I have a cheesy bronze turnbuckle that I spin by hand, with no locking mechanism (no cotter pins or lock nuts), as they're really not needed (I drop the mast a few times a year, and it's at the cockpit anyway for quick tweak if needed after it's been up a while). I only tighten it so it's 'snug', whatever that means. It doesn't do much until you're sailing downwind and the main sheet isn't pulling down on the boom much (both due to being over the side, and being under light load, when on a broad reach or run).Photoman369 wrote:Thank you then I guess I don't need the Johnson adjustable quick release. Just use the MRS pin it and let off the Mrs the shrouds will be the proper tension. Provided the forestay and shrouds are all set to correct length. In letting off the backstay how do I get that hooked back up at the proper tension. I has a stay adjust with two plates with holes to set the length you want, but how do you tension that.
If you're staying with the stay adjuster, then consider either the little adjuster tool BWY sells, or make your own, or use the two-awl method to walk it in. I have the small Johnson lever which I never got around to installing, as I don't think the pins or right, or the openings, or something. Nothing that couldn't be overcome with a little effort, but I just never did it, and the ease of spinning the turnbuckle a dozen times sort of limits my enthusiasm for putting in the effort to adapt the Johnson lever. But it certainly would be quicker to pin it and just snap the Johnson lever in place, by some marginal amount.
I use the forestay adjustment to set the mast angle to where I like it, which is a bit less than the 4 degrees the manual specifies (the boat rounds-up too easily with that much rake, IMO), and then tension the side stays. I don't have a Loos gauge, so I adjust the uppers to what by feel seems about right, and the lowers a bit looser so there's a couple of inches of bend in the mast. When it's right, the lee shrouds don't get floppy-loose when heeled far over, but they are on the verge of going slack.

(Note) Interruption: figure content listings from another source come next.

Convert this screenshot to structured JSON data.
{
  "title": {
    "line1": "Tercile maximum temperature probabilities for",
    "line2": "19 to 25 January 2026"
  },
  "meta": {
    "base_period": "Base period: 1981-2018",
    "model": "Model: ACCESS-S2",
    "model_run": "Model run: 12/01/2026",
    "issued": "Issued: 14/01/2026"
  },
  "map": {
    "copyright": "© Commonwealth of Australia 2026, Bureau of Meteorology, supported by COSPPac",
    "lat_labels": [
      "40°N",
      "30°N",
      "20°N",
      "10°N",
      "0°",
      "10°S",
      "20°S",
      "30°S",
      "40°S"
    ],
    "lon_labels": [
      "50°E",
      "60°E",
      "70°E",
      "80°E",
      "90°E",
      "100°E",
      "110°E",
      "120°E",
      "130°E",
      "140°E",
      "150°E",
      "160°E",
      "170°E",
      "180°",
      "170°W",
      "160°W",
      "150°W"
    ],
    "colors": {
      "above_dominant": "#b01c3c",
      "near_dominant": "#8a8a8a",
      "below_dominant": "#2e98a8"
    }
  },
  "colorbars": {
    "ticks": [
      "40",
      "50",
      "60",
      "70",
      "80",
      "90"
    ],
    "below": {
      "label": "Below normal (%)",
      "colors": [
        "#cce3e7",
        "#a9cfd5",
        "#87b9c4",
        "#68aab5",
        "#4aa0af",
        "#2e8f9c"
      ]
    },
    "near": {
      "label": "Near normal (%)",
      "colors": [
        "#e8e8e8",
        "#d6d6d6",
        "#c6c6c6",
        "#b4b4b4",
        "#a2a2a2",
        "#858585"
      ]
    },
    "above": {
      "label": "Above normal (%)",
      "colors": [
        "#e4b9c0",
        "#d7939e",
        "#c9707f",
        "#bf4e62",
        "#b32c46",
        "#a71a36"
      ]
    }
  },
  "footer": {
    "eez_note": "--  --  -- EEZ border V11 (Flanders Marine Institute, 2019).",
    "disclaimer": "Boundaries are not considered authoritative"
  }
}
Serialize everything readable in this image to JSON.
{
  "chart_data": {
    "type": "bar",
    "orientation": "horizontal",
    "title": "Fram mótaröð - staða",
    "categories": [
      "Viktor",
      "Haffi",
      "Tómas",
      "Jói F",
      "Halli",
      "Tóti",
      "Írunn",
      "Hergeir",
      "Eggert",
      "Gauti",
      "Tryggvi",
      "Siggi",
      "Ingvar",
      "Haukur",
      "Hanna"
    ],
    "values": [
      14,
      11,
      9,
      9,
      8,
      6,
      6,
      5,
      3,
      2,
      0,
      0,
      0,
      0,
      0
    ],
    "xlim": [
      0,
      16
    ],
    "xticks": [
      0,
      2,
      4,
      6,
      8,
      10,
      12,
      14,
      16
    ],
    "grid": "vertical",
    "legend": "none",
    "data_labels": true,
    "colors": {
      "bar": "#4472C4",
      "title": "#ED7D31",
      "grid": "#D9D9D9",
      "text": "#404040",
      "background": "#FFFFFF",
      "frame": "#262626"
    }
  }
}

As I said, it's just from experience with this boat, though it would certainly be useful to have a gauge, to make it easier to reset the tensions from time to time. But I make a mental note of what the shrouds are doing when sailing hard, and every once in a long while I'll take another 1/8" (one vernier pitch) on the adjusters if necessary, though I think I've only done that once since I replaced the shrouds. Putting extra load on them when cranking down on the MRS in order to make the forestay pin isn't much different than heeling the boat hard over, only all of them are under increased load rather than just the windward ones. It would be interesting to know how much more load, though. Hmmmm - I have a birthday coming up in a couple of weeks, and my FIL always gets me something for the boat. Maybe a Loos gauge . . . hmmmmm.